"I'm fine," I say when asked how I'm doing,
"I'm good," I tell you when something's wrong,
on the outside I may appear happy and joyful,
but you've never seen my hidden world.
The real world is beautifully vast and awesome,
but also so painful and miserable,
and so while I'm appearing to enjoy the scenery,
I'm really deep down thinking how it's all moot.
The struggles and trials I'm facing inside
never come to the surface when I simply lie
and tell you I'm fine and that everything's great
when I'm falling apart and drowning in my own lake.
This hidden world is mine and mine alone
and I cherish the time I spend there on my own,
even though it may hurt and I can hardly bear
the weight of the pain that leaves me in despair.
Somedays I wonder if I'll ever recover,
if life will get better or if this is it.

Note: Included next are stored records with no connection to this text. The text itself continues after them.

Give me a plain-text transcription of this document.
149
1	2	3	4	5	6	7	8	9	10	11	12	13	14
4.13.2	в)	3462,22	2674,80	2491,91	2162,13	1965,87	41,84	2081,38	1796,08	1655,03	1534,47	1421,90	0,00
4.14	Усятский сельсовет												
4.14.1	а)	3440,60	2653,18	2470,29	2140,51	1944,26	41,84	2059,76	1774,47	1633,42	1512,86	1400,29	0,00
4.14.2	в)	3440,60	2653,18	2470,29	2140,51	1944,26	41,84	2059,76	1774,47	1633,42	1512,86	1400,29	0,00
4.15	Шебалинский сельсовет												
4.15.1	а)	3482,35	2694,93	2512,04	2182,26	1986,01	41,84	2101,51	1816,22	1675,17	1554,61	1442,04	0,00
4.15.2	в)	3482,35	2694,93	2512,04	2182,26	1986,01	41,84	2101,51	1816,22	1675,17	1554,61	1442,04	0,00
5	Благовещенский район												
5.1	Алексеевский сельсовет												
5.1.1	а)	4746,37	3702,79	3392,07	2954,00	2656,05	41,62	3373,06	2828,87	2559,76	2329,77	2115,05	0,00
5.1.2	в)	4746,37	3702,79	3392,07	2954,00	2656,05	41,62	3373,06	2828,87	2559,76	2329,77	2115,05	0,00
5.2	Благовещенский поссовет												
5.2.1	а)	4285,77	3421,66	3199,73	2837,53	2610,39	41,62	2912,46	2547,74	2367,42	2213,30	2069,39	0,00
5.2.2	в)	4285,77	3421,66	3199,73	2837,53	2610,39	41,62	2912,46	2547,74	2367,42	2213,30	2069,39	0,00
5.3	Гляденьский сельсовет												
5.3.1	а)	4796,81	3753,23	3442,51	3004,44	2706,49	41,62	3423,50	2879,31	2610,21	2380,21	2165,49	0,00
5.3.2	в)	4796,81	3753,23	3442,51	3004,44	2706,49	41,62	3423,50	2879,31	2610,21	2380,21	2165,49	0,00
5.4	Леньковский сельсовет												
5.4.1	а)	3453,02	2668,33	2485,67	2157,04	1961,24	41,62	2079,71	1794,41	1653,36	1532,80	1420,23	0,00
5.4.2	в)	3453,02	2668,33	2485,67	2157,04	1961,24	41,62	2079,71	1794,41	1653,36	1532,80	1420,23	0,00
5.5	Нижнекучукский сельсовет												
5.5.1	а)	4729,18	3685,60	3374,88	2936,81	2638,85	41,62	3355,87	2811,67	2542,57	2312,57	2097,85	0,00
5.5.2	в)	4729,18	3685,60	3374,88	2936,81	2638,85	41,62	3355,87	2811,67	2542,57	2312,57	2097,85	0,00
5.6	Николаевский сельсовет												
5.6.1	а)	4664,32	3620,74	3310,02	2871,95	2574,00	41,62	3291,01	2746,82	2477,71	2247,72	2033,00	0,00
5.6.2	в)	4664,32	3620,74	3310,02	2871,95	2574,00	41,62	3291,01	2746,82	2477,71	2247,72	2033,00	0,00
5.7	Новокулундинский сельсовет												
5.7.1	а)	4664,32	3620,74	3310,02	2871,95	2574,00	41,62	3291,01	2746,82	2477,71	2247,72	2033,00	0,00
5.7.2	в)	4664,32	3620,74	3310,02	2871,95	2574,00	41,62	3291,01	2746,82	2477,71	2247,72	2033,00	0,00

Then someone comes along and asks if I'm okay,
I tell them I'm fine and they answer, "Really?
"You don't look too great. Do you need anything?"
And after hesitation, I respond with, "Maybe,
life's been pretty rough. I'm not sure what to do."
With a kind look and smile, they say, "Let me help you."
Slowly I open my small hidden world,
and population 1 becomes population 2
because someone else knows what I've been going through
and they're willing to help me work through the torture,
The pain and the sorrow I'm feeling inside,
and I start to get better, see the world through new eyes.
I thank them for helping and then move along,
but know that they're there if I ever need someone.
When you open yourself up to get help for the hurt,
you can overcome easier than by yourself.
People are made to walk through life together,
so my dark hidden world need not stay hidden forever.